Results reveal a pronounced depth-dependence:
- At 12 layers, WAV v1 underperforms Block AttnRes, likely due to shallow residual history making directional details uninformative.
- At 24 layers, WAV v1 becomes competitive, sometimes marginally outperforming previous methods.
- At 48 layers, WAV v1 achieves the best validation loss on both datasets, improving over Block AttnRes by 0.0222 (TinyStories) and 0.0057 (Text8).
Figure 2: WAV v1’s depth-dependent gain over Block AttnRes; its benefit emerges only at sufficient depth.
Figure 3: Final validation loss across depths/datasets. WAV v1 excels in the 48-layer regime; Block AttnRes is superior at shallower depths.
Figure 4: 48-layer validation loss curves demonstrate persistent and growing advantage of WAV v1 on both datasets.
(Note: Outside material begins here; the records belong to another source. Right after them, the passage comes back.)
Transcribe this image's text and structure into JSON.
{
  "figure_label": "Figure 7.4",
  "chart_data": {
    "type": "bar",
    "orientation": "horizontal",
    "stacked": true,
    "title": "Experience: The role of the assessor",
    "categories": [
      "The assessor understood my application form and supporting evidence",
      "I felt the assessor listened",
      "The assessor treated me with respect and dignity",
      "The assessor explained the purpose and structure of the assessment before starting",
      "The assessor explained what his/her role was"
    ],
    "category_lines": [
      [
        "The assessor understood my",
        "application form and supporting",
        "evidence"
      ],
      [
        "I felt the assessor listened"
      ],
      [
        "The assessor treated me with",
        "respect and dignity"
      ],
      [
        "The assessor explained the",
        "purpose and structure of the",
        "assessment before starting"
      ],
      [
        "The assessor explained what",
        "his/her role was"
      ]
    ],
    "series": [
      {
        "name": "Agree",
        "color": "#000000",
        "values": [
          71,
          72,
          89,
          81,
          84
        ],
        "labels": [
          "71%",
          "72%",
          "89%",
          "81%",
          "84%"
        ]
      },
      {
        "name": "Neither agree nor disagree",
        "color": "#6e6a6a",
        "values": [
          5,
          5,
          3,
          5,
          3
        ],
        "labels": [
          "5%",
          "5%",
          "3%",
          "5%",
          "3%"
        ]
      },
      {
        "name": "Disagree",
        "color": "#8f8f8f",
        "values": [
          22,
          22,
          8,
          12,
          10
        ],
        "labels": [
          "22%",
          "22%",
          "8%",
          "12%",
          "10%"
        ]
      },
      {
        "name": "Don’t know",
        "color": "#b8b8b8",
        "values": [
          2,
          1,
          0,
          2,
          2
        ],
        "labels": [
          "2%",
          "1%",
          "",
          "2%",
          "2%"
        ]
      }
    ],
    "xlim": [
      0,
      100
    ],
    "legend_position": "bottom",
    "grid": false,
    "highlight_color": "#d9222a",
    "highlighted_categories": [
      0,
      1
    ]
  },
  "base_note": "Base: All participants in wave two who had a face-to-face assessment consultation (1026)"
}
WAV v1’s improvements are not limited to the late phases of training but are consistently evident once the model is sufficiently deep, suggesting that multi-resolution detail routing primarily benefits long residual trajectories.
Analysis
The zero-sum structure of WAV v1’s detail bases ensures that information complementary to the overall block displacement is available for downstream layers. With deeper residual paths, the diversity of possible intra-block directions grows, making such detail crucial—whereas for shallow models, these features may be noisy or redundant.
Comparison with residual scaling methods such as LayerScale and ReZero elucidates that simple modulation of update magnitude is insufficient; the critical component is the expansion of representational capacity for routing over the residual path. Further, by compressing deltas within a block, WAV v1 provides an efficient multi-resolution block-level variant of delta-residual routing (cf. Delta Attention Residuals (2605.18855)).
Limitations and Future Work
Current limitations include the absence of ablation studies for alternate bases, lack of large-scale/token-level evaluations, and missing computational cost analyses sans diagnostics overhead. Future directions should explore learnable or soft orthogonal detail bases, polarity-aligned routing mechanisms, and investigate scalability in larger LLMs.
Conclusion
WAV v1 provides a minimal yet effective extension to block-level residual routing by exposing structured intra-block directionality for deep decoder-only Transformers. The empirical finding that multi-resolution residual routing exhibits strong depth-dependent benefits has theoretical implications for the design of future Transformer architectures: as model depths increase, incorporating structured multi-resolution residual information becomes essential for efficient optimization and generalization.
These results motivate the continued integration of multi-resolution routing strategies and suggest further architectural enhancements for exploiting long-range dependencies in very deep Transformer stacks.